Großbritannien erlaubt Genmanipulation an menschlichen Embryonen

Ich klaue mir heute mal den Aufmacher, diverser Onlinemedien, die gerade genau darüber berichten, muss aber direkt folgendes relativieren:

Soweit es sich für mich erschließt, hat Großbritannien keine generelle Erlaubnis für Erbgutveränderungen an menschlichen Embryonen erteilt. Es handelt sich hierbei anscheinend lediglich um ein einziges Forschungsprojekt, das unter strengen Regularien eine Genehmigung erhalten hat, um die Forschung zur Frühentwicklung von Embryonen voranzutreiben. Selbstverständlich schafft diese Erlaubnis nun vermutlich einen Präzedenzfall, der sich nicht nur auf Großbritannien allein beschränkt. Es wird zum einen für thematisch verwandte, Forschungsprojekte einfacher werden, ähnliche Genehmigungen zu erhalten, andererseits dürfte sich dieser Vorfall auch auf die internationale Forschung auswirken. England ist nun in der Pflicht, ein System zu erschaffen, das es Forschern ermöglicht, nach strengen aber dennoch nicht überzogenen Regularien an Embryonen zu Forschen und gegebenenfalls deren Gene zu verändern, sofern die Gene lediglich zu Forschungszwecken editiert werden und die Embryonen (wie im bereits geltenden Recht verankert) nach maximal 14 Tagen zerstört werden. Wie unter anderem im Magazin Nature angeführt wird, könnte sich diese Forschungserlaubnis auch auf die Embryonalforschung in anderen Ländern auswirken. Insbesondere, wenn das britische System unter Forschen entsprechenden Anklang findet.
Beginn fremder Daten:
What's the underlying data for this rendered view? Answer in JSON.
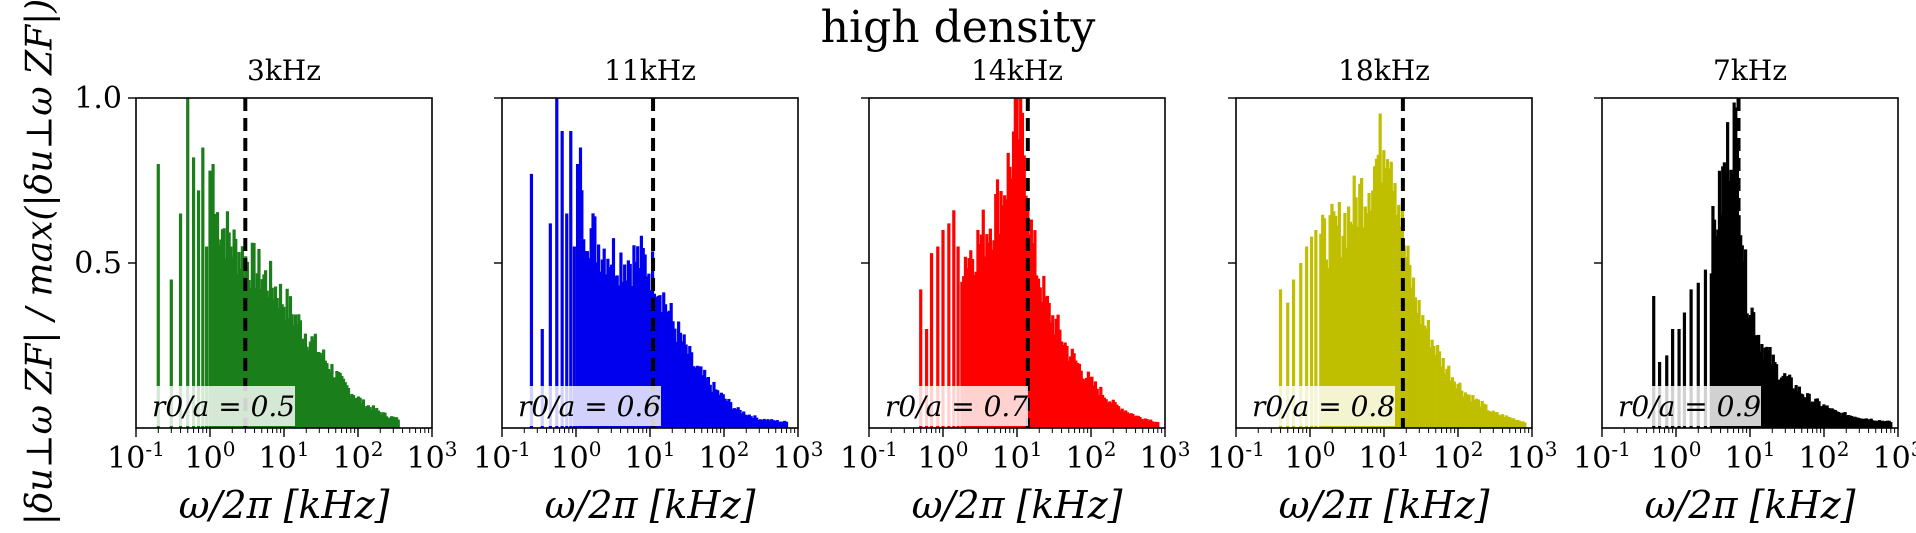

Aber wie sieht die Situation eigentlich in Deutschland aus? Könnte es so eine Erlaubnis auch bei uns geben?

Tja, als Ausnahmeerlaubnis wäre sowas wohl möglich, nur ist die Rechtslage hier in Deutschland noch ein klein wenig strenger, als die auf der Insel. Während man da drüben tatsächlich an Embryonen forschen darf, ist hier jeder Umgang mit Embryonen verboten, der nicht der Erhaltung dieser dient.

Für genauere Infos über die Rechtslage zur Forschung an Embryonen in diversen Ländern, gibt es hier diesen Link zur Datenbank vom Max-Planck-Institut für internationales Strafrecht. Und hier gibt es die entsprechenden Regelungen für Großbritannien.

Gut, jetzt wo wir die ganzen rechtlichen Details abgehandelt haben, werfen wir nochmal schnell einen Blick auf das Forschungsprojekt, das diese Ausnahmegenehmigung erhalten hat.

Die Human Fertilisation and Embryology Authority, die mehr oder weniger dem Gesundheitsministerium zugeordnet wird (diesem aber nicht unterstellt ist), überwacht sämtliche Kliniken und Forschungseinrichtungen, die sich mit der Forschung an Embryonen beschäftigen, In-Vitro-Fertilisationen vornehmen oder Insemination betreiben. Außerdem überwacht es sämtliche Samen- Eizellen- und Embryo-Banken. Diese Behörde hat also am 1. Februar 2016 dem Team rund um Kathy Niakan, Forscherin am Francis Crick Institut, die Erlaubnis erteilt, Gene von menschlichen Embryonen zu verändern. Wir reden hierbei von Embryonen, direkt nach der Befruchtung. Interessiert ist das Team an den ersten sieben Tagen, nachdem die Eizelle befruchtet worden ist. Man erhofft sich durch diese Veränderung der Gene neue Einblicke in die frühe Entwicklung des Embryos (der zu diesem Zeitpunkt rund 200 Zellen groß ist), will verstehen, welche Gene für die Entwicklung der Embryos wichtig sind und möchte neue Ansätze entwickeln, um Unfruchtbarkeit zu bekämpfen. Die entsprechenden Behandlungsmethoden sollen dann allerdings ganz ohne den Einsatz von Gentechnik funktionieren.
Sind die sieben Tage nach der Befruchtung verstrichen, werden die Embryonen – man, dafür gibt’s kein anständiges Wort – aus dem Forschungsbetrieb „entfernt“.

Wer jetzt also über die Ethik, die dahinter steht, diskutieren möchte, sei daran erinnert, dass die generelle Forschung an Embryonen und deren genetische Veränderung zu Forschungszwecken zwei Paar Schuhe sind. Designerbabys sind noch eine ganz andere Schublade, aber deren Entwicklung ist auch in Großbritannien verboten und dürfte auch keine Ausnahmeerlaubnis von irgendjemandem erhalten. Zumindest nicht in absehbarer Zeit.